Made up of select Tennessee fieldstone and 7,000 bricks, the 15-foot hearth surrounds a 12-foot fireplace. Brick by brick, stone by stone, the work of art spread out and up. They don't make 'em like this anymore and that's what Ward wanted — the old way. Saint Paul Mountain Vineyards, the winery that the financial adviser and Henderson County native opened three years, has always hued to a theme of growing local, buying local, supporting local and showcasing local.
The Pryor boys, who played basketball at Edneyville High School, stayed close to home and down to earth. They're rock stars, expert hands in a centuries old construction specialty that has just about vanished from the landscape.

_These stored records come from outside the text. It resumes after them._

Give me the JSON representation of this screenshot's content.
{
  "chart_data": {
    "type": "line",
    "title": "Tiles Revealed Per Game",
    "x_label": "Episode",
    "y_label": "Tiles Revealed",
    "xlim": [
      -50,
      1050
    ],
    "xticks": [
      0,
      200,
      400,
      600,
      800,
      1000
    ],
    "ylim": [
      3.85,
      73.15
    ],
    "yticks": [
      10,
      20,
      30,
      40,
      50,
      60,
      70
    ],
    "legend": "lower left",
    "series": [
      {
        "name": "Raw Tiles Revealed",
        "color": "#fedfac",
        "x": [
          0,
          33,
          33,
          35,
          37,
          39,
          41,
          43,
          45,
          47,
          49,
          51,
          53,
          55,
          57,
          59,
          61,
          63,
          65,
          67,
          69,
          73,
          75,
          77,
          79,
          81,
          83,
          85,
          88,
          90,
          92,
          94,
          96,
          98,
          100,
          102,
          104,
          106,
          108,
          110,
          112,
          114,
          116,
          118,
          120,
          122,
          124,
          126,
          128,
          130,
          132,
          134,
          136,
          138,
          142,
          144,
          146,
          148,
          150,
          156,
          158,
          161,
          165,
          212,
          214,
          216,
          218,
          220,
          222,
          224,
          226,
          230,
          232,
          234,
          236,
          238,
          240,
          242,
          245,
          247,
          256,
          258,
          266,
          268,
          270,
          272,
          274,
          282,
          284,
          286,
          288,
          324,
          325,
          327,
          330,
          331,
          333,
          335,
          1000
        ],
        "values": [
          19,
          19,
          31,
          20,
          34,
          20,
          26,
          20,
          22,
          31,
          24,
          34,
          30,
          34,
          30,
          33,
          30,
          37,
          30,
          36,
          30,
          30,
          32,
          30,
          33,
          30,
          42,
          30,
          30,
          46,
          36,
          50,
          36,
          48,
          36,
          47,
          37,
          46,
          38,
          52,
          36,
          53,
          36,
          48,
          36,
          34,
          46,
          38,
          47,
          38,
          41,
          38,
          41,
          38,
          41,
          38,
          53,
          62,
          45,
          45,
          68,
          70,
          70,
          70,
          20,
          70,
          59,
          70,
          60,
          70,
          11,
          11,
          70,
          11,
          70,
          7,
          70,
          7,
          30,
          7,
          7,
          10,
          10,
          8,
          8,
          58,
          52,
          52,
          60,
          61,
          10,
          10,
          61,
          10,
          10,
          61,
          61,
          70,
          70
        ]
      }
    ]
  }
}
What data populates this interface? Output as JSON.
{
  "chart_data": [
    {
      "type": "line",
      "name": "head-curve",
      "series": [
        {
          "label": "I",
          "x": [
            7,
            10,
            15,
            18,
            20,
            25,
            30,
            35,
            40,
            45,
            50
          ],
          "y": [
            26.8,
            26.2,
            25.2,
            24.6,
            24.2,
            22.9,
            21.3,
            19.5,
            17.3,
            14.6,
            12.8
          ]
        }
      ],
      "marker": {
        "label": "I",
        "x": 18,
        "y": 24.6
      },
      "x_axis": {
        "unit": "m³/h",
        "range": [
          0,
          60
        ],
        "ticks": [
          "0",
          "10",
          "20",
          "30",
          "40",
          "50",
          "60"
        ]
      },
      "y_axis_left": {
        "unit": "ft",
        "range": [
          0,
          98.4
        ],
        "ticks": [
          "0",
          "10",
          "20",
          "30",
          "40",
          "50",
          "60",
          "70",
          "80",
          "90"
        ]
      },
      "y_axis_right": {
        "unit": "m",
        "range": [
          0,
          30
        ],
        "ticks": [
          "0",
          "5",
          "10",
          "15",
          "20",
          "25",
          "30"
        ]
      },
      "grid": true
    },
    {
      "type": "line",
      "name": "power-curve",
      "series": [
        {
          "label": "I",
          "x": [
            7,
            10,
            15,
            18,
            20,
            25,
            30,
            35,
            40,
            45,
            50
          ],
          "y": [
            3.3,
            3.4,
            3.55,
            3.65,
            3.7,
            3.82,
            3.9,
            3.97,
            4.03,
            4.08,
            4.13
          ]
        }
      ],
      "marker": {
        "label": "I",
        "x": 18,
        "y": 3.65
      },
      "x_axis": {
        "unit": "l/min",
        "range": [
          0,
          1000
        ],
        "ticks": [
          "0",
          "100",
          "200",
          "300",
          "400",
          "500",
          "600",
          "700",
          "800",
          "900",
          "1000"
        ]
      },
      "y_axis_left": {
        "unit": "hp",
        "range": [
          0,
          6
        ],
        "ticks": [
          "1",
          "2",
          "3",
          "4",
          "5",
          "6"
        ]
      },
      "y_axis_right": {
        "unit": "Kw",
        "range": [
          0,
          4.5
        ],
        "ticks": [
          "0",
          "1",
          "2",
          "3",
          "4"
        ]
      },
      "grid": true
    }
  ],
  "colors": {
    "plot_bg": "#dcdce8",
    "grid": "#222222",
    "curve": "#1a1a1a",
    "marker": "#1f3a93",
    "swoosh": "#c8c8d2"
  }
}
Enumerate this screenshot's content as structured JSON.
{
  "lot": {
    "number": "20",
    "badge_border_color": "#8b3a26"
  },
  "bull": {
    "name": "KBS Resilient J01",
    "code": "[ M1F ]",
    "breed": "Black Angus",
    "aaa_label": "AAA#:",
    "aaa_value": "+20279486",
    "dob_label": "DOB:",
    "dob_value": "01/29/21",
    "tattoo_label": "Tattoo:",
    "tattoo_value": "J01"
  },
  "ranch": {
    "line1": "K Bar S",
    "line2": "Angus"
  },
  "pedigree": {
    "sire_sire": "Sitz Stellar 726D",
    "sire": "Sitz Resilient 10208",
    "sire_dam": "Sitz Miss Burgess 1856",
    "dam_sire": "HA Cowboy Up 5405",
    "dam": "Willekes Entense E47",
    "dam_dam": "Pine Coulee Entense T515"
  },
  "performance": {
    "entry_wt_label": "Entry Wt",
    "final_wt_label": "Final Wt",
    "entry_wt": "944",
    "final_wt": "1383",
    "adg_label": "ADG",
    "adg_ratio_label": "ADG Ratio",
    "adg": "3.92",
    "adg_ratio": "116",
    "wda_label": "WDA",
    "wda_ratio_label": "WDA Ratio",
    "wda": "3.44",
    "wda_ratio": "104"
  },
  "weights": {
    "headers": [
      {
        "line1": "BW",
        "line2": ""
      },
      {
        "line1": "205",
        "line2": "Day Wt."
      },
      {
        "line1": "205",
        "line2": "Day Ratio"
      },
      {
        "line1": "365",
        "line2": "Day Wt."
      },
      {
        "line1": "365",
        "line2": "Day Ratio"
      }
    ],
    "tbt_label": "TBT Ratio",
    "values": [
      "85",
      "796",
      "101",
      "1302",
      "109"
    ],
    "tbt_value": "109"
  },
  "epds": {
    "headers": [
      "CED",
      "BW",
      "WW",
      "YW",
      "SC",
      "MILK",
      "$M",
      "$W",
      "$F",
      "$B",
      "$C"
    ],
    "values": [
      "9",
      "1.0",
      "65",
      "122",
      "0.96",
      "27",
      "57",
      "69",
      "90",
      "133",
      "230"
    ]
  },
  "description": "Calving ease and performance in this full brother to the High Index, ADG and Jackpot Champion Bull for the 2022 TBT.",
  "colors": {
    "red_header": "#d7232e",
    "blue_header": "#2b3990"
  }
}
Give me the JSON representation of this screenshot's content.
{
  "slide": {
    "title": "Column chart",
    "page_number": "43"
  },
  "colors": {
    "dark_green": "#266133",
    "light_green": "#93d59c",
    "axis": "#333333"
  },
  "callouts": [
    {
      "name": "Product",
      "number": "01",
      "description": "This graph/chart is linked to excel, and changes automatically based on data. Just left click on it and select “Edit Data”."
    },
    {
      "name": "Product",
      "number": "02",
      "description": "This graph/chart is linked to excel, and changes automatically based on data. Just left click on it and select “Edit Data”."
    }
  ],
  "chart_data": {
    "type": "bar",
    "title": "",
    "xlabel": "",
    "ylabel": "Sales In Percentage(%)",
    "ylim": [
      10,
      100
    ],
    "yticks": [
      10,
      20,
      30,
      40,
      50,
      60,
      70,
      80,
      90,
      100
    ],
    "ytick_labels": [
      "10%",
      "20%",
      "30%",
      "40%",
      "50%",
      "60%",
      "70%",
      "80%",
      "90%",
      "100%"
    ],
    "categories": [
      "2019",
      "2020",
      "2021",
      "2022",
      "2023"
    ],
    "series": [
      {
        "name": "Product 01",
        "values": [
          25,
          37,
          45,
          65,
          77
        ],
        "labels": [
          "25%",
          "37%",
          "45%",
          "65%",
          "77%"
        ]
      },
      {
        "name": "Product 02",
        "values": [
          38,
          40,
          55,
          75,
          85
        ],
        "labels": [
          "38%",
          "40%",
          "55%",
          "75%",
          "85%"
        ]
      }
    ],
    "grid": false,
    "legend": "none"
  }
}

Although real stonework is too expensive and too time-consuming for most builders, the Pryors have managed to stay busy creating inside and outside walls of fine homes in places like Champion Hills and Walnut Cove.
The foreman of the whole job was Gary Kitchen, a brick mason who like the Pryors appreciates his old craft and tries his best to keep it alive. Kitchen created the firebox and the chimney, using an estimated 4,000 bricks on the interior and 4,000 bricks on the outside.
"There's not a whole lot of people doing a firebox," Kitchen said. "They're not doing it because of the cost. But if we don't do it, we'll lose it."
The Pryors placed each stone, and cutting each one by hand if necessary.
"That whole thing is probably 12 to 13 tons," Harold Pryor said, nodding toward the wall of ancient stone dappled with earth tones of gray, charcoal, chalk and sand.